Once you understand what this machine is doing, you'll understand many of modern computer science's fundamentals.
Scattering grains of sand across a stone is one of the oldest and most primitive computing methods there is. Called geomancy, it is a divination technique that has been used for over a 1,000 years to try to predict the future by running simple algorithms on the accidental patterns the stones formed.
Few today would say geomancy is a reliable way to model the future, but in it, German designer Ralf Baecker sees a primitive analog to the way we compute today: not by tossing grains of silicate, but by etching code into purified silicon. His latest piece, Random Access Memory, merges geomancy with modern computing to create a machine that relies on grains of sand instead of binary zeros and ones.
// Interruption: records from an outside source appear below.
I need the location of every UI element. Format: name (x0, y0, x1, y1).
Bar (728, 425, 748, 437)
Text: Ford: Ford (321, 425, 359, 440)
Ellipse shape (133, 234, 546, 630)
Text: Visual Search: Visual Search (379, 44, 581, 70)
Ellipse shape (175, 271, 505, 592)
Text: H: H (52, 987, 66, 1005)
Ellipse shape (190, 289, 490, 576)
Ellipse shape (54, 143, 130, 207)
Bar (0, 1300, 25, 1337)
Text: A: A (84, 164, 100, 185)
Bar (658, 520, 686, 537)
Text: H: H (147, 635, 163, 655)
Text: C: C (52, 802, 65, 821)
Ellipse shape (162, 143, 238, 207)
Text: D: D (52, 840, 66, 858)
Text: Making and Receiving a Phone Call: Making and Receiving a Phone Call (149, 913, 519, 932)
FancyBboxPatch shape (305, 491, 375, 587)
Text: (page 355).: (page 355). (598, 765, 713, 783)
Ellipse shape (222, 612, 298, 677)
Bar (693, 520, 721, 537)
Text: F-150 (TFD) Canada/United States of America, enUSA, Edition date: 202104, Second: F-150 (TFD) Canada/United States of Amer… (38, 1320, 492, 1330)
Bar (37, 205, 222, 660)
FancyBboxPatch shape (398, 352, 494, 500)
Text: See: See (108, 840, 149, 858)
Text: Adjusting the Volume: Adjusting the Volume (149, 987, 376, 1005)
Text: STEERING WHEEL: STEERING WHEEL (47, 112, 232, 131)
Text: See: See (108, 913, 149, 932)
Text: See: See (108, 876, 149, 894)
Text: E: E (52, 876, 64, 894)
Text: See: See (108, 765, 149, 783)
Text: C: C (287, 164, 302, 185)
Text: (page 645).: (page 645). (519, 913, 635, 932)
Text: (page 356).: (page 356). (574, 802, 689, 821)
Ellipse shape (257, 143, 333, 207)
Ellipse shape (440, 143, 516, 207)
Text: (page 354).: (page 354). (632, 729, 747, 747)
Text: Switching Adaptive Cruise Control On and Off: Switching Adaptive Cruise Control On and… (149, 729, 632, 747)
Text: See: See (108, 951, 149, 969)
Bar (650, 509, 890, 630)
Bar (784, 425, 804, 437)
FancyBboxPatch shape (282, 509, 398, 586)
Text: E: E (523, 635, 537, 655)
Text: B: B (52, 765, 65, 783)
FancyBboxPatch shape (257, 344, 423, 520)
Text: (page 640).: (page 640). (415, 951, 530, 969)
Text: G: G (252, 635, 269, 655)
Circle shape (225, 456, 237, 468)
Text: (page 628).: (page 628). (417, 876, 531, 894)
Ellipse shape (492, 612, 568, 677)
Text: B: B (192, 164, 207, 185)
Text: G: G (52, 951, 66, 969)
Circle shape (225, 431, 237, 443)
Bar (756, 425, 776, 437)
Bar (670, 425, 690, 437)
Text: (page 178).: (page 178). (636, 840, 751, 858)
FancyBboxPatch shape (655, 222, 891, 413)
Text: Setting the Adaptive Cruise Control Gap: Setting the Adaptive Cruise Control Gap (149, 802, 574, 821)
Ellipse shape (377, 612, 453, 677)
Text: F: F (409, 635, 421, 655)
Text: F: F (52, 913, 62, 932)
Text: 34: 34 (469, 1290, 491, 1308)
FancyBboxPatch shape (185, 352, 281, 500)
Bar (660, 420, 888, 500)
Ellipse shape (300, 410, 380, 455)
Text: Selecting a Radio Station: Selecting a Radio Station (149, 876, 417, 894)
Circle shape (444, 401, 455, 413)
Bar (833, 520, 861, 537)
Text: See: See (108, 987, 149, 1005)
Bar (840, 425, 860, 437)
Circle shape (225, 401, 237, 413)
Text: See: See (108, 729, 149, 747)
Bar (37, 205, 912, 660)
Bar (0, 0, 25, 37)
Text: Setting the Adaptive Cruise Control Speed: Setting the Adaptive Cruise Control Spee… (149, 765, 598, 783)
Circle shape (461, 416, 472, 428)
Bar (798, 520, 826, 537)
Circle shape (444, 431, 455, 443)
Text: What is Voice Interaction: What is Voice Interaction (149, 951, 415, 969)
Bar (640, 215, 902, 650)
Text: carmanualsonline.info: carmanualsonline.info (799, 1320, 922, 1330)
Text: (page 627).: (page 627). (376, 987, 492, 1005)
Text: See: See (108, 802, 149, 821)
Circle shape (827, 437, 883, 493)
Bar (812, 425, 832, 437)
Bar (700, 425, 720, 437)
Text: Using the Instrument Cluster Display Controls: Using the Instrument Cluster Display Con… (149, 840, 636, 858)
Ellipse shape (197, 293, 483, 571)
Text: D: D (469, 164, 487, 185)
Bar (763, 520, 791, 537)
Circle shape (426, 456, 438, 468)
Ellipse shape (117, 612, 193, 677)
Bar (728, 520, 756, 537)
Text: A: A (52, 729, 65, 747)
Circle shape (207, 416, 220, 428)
Watching the Random Access Memory machine, it can be a little hard to figure out what it's doing. But the name is no accident: just like the RAM in your computer or smartphone, the Random Access Memory machine's goal is to fill its memory with data. In this case, though, the RAM in question isn't some abstract stick of data. It's a circular platter that the arm on the Random Access Machine tries to fill with sand.
Each grain represents a single bit of binary data—a one, not a zero—-and the machine's goal is to position as many grains of sand into its platter of memory as possible. It does so with a tiny suction cup positioned on the end of a robot arm, which moves according to a ruleset variant of Langton's ant, a simple two-dimensional Turing Machine that proves many of computer science's general laws.
The end goal of the Random Access Memory machine is to fit as many grains of sand onto its rotating platter as possible. That would seemingly be easy, but the machine needs to explore its function by its own internal ruleset, only placing a sand down if other pre-existing conditions are true: another grain of sand, for example, not being positioned directly to the left of it. And because its "data" is physical grains of sand, the machine is prone to errors, like "bits" bouncing, or being accidentally shifted. That means that the Random Access Memory machine could well keep working forever, without solving its problem.
There's a lot of egghead-y reasons why the Random Access Memory machine is fascinating, but perhaps the thing everyone can appreciate about it is this: Computing is a very abstract concept for most people. But the Random Access Memory machine shows there's nothing so abstract about computers. Even the most advanced computers are scattering stones, just like our ancestors did. They've just gotten so much better at it.